This is an amazing piece of code and I'm delighted to have found it! I think it might be useful for an application I am working on. The goal is to solve the chemical master equation
$$
\frac{\mathrm{d} P}{\mathrm{d} t} =\mathbf{A} P
$$
where @@\mathbf{A}@@ is a matrix of connections and @@P@@ represents the vector of probabilities of being in each state. (See this Wikipedia page for more details on master equations.) I got the idea for solving the master equation using the tensor formalism from this paper and its companion paper. Our system is similar in form to the CO oxidation model in the papers, but it has different chemical species and more complicated reactions.
To model this, I think I can use ITensor by applying an MPO (which may act on more than two sites!) to an MPS repeatedly and, at each timestep, measure the properties we are interested in (say, total number of atoms/molecules of each type). I haven't seen an example of this being done in ITensor yet, but this Wikipedia page suggests that a reaction-diffusion system could be modeled as a time-evolving set of non-quantum states.

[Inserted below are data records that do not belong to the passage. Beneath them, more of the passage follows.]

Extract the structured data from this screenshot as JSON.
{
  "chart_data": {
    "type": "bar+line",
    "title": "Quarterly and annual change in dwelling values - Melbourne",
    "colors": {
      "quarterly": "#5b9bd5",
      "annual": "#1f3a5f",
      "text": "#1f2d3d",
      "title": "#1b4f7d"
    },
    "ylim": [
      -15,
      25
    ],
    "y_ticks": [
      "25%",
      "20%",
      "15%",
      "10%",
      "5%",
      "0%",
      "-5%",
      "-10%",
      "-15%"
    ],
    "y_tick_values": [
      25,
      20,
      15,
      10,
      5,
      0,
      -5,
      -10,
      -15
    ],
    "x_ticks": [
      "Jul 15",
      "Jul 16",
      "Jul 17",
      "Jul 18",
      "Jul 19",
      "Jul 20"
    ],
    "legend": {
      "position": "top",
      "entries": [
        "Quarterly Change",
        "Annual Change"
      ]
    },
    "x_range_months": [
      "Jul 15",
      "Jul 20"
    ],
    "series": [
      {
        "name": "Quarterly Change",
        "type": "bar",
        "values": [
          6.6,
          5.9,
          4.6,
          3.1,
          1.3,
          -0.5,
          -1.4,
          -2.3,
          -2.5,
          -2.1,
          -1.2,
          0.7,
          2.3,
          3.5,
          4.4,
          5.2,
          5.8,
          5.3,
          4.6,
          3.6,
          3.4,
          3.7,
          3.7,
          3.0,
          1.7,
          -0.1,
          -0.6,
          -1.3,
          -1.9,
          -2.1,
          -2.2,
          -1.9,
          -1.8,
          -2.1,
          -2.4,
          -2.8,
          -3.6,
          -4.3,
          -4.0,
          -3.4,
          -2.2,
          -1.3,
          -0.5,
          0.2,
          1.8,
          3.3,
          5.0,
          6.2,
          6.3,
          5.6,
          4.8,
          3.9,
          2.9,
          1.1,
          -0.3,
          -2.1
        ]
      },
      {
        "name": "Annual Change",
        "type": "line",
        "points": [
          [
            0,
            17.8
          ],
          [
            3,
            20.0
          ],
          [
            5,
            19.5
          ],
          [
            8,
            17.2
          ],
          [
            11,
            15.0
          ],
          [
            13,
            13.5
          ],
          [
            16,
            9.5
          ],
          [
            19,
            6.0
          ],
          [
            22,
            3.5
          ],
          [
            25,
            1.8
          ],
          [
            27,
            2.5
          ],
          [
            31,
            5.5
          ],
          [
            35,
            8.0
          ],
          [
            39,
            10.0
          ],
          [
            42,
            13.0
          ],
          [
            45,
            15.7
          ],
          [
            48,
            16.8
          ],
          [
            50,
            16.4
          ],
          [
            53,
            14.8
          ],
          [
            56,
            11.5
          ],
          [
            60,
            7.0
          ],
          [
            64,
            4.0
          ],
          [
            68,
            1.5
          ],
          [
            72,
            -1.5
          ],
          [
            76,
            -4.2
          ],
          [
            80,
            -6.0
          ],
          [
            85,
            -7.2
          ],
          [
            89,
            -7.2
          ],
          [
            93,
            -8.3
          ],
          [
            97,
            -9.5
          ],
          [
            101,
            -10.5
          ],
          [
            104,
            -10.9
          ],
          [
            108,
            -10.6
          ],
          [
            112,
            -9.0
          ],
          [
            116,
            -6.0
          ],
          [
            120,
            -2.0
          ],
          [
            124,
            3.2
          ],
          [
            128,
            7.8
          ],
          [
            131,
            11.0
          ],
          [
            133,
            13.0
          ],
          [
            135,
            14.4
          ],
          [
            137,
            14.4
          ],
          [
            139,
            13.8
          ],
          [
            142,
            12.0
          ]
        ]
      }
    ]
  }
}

Has anyone done something like this in ITensor before? Are there any fundamental problems with using the library this way, particularly since this isn't exactly the canonical use case?
I also understand that toExpH
doesn't work for MPOs that operate on more than two sites -- which, sadly, mine probably does. Barring the obvious numerical instabilities, is there any reason why I couldn't do something like an explicit Euler integration instead of using the matrix exponential form to solve the above equation?